Eu não sei quando exatamente eu me perdi, eu estava feliz, eu estava vivendo, eu estava
aproveitando muito tudo ao meu redor. E de repente tudo parou de fazer sentido, eu percebi
que eu não sabia quem eu era, me sobrou quase nada. Além de saber que eu era um
garoto assustado que fingia ser forte, eu só queria um amor. Eu queria logo uma vida pra
chamar de minha, uma casa, uma família, eu queria algo meu.

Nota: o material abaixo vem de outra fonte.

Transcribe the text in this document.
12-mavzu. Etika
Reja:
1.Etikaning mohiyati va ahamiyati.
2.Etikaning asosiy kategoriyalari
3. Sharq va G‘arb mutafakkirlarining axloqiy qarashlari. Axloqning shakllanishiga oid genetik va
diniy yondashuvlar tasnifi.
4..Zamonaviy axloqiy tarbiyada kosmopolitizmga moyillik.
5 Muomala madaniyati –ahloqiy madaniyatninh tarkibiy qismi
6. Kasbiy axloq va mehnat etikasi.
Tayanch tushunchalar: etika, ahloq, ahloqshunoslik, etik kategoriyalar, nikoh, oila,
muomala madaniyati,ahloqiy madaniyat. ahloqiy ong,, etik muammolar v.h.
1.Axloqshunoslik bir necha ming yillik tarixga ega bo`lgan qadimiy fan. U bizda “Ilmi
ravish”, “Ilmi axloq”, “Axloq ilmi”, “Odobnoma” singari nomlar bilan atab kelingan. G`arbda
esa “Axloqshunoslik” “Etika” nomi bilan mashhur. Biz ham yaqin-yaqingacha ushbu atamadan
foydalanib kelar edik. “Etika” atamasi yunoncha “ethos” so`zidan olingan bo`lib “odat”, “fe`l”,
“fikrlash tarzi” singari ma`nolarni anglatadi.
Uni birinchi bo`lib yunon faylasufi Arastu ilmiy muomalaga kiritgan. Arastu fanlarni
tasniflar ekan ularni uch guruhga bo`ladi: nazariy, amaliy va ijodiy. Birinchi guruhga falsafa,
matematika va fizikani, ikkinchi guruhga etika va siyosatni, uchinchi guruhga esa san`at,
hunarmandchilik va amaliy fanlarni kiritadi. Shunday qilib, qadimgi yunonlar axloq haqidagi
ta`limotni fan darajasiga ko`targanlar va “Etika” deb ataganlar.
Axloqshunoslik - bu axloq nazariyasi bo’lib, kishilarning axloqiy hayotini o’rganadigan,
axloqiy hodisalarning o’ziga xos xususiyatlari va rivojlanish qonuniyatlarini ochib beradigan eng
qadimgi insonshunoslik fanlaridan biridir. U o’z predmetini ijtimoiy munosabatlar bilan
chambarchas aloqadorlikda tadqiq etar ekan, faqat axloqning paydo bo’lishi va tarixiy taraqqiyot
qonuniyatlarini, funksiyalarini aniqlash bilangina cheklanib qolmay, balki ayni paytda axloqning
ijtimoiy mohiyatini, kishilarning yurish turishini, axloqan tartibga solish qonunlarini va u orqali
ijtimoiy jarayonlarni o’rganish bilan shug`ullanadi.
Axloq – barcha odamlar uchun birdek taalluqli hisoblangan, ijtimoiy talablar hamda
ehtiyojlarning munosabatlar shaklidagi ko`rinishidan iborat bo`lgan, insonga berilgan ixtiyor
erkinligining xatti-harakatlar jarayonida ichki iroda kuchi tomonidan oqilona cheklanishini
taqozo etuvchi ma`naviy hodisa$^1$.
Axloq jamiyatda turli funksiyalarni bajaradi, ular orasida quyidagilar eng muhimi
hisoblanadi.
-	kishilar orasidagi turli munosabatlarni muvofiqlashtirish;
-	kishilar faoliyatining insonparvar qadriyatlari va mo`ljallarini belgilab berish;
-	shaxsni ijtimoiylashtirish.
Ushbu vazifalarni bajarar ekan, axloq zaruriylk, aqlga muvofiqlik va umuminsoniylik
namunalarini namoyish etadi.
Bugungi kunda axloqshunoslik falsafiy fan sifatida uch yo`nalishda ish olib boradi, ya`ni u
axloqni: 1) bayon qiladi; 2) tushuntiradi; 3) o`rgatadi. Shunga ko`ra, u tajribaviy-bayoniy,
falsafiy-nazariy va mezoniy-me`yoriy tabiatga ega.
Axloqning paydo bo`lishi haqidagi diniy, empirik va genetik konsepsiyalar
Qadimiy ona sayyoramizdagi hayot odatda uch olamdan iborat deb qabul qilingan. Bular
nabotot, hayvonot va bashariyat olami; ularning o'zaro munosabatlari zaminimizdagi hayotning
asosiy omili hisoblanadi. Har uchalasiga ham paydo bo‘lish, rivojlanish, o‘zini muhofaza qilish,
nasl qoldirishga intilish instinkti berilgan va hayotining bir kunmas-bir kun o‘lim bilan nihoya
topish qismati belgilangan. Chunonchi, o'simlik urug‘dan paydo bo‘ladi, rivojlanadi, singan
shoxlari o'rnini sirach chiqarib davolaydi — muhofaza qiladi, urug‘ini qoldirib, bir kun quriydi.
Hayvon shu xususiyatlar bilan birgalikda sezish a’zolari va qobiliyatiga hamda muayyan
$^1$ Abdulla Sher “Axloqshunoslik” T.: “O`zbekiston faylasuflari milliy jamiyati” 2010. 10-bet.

Sair de casa e ir pra faculdade em outra cidade não foi o suficiente, eu não passei a ter
muita coisa nova. Na verdade agora falta. Eu tenho no máximo um endereço, e já uso ele
pra tudo, eu sei que é engraçado mas em uma semana eu já sabia meu CEP. Eu tenho uma
rede de wi-fi só nossa, e uma conta que chega no meu nome. Mas eu não tô vivendo, eu só
tô reagindo a graduação. O nosso apartamento com meus amigos não é uma casa,
infelizmente.

Eu não sei onde eu me perdi, eu vivi essa história na minha cabeça várias vezes, eu
envelheci, eu encontrei alguém, eu tinha uma boa vida profissional e eu era feliz. Foi muito
mais fácil nas minhas fantasias. Na vida real eu ainda me sinto uma criança, eu nunca
encontrei ninguém que eu amasse e pudesse passar mais de 3 meses junto, e a graduação
só testa meus limites. Muitas vezes eu não tomo café da manhã porque me falta dinheiro.
Nas minhas fantasias a gente tomava café da manhã na cama.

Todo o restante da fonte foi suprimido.